Deposition of GEORGE W. EDWARDS, Acting Assistant Surgeon U. S. A.
I was stationed at this hospital when the rebel prisoners arrived, about the middle of July, 1863. They were placed in tents and pavilions, which had just been vacated by. Union soldiers to make room for them. The dimension of the tents were twenty-eight feet by fifteen feet; the pavilions were one hundred and ninety-six feet in length, twenty-three feet in breadth, and twelve feet in height to the plate; not sealed over, and with numerous ventilators on the ridges. The tents were arranged to contain ten patients each, the pavilions to contain eighty; the number of patients never exceeded these numbers in either.
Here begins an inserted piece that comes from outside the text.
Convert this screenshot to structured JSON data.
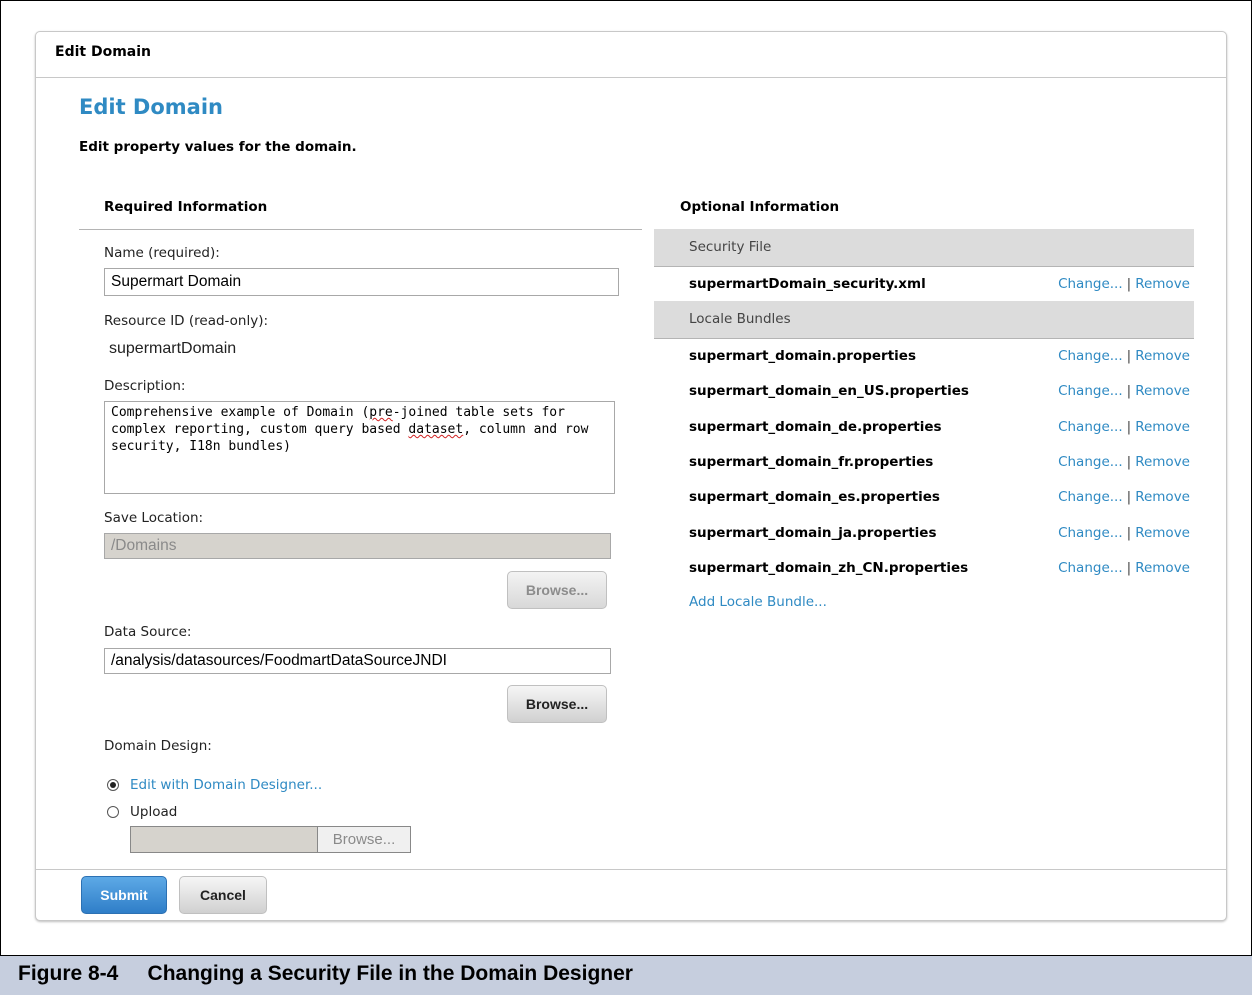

The prisoners had not been robbed by our men, as most of them had money, some had gold, greenbacks, and Confederate paper.
They were in rags, barefooted and bareheaded when they came, were frightfully filthy, and covered with vermin. Within three or four hours after their arrival, they had all been stripped of their rags, washed, and after being supplied with clean linen, placed in clean and well-aired beds.
Full suits of clothing, consisting of coats, pants, drawers, shirts, shoes and stockings, were subsequently issued to them by the United States Quartermaster. To distinguish them from our own soldiers, the buttons and six inches of the skirt of the coat were cut off.
Those who remained during the cold weather were abundantly supplied with fuel and warm clothing, and none required medical or surgical treatment in consequence of exposure to the cold; none were frozen to death.
They were allowed to go fishing or clamming, as they pleased, when they first came, till several escaped, when a line of sentinels was placed around the island upon the beach, inside of which they enjoyed all the privileges allowed to the Federal patients in the hospital.
None of the rebels were ever shot at, wounded or killed in any way while upon the island.
They receive medical and surgical treatment in all respects equal to that of Union soldiers. Nine-tenths of them were suffering from wounds. The mortality was not large, most of the deaths occurring from the severity of the wounds. They received the same rations and diet as our own patients.
The paper hereto attached, marked (A,)* formed the Diet Table during the time which the rebel prisoners were on the island. They had an abundance of good drinking water, with ice, an unlimited supply for bathing, plenty of soap, towels, combs, &c., &c., for their own comfort and cleanliness.
When the prisoners were removed, they were in excellent bodily condition, though many had not entirely recovered from their wounds; the majority of the prisoners left the island during the month of October, 1863. At one time there were about two thousand five hundred rebel prisoners upon the island.
I have been upon the medical staff of this hospital since its opening, in May, 1862, and it has been occupied by Union patients, both prior and subsequent to its occupation by rebel prisoners.
G. W. EDWARDS.
Sworn to before me,
WARREN WEBSTER,
Assistant Surgeon U. S. A., in charge of Hospital.
* The paper (A) here referred to, is the “DIET TABLE FOR GENERAL HOSPITALS, UNITED STATES ARMY.”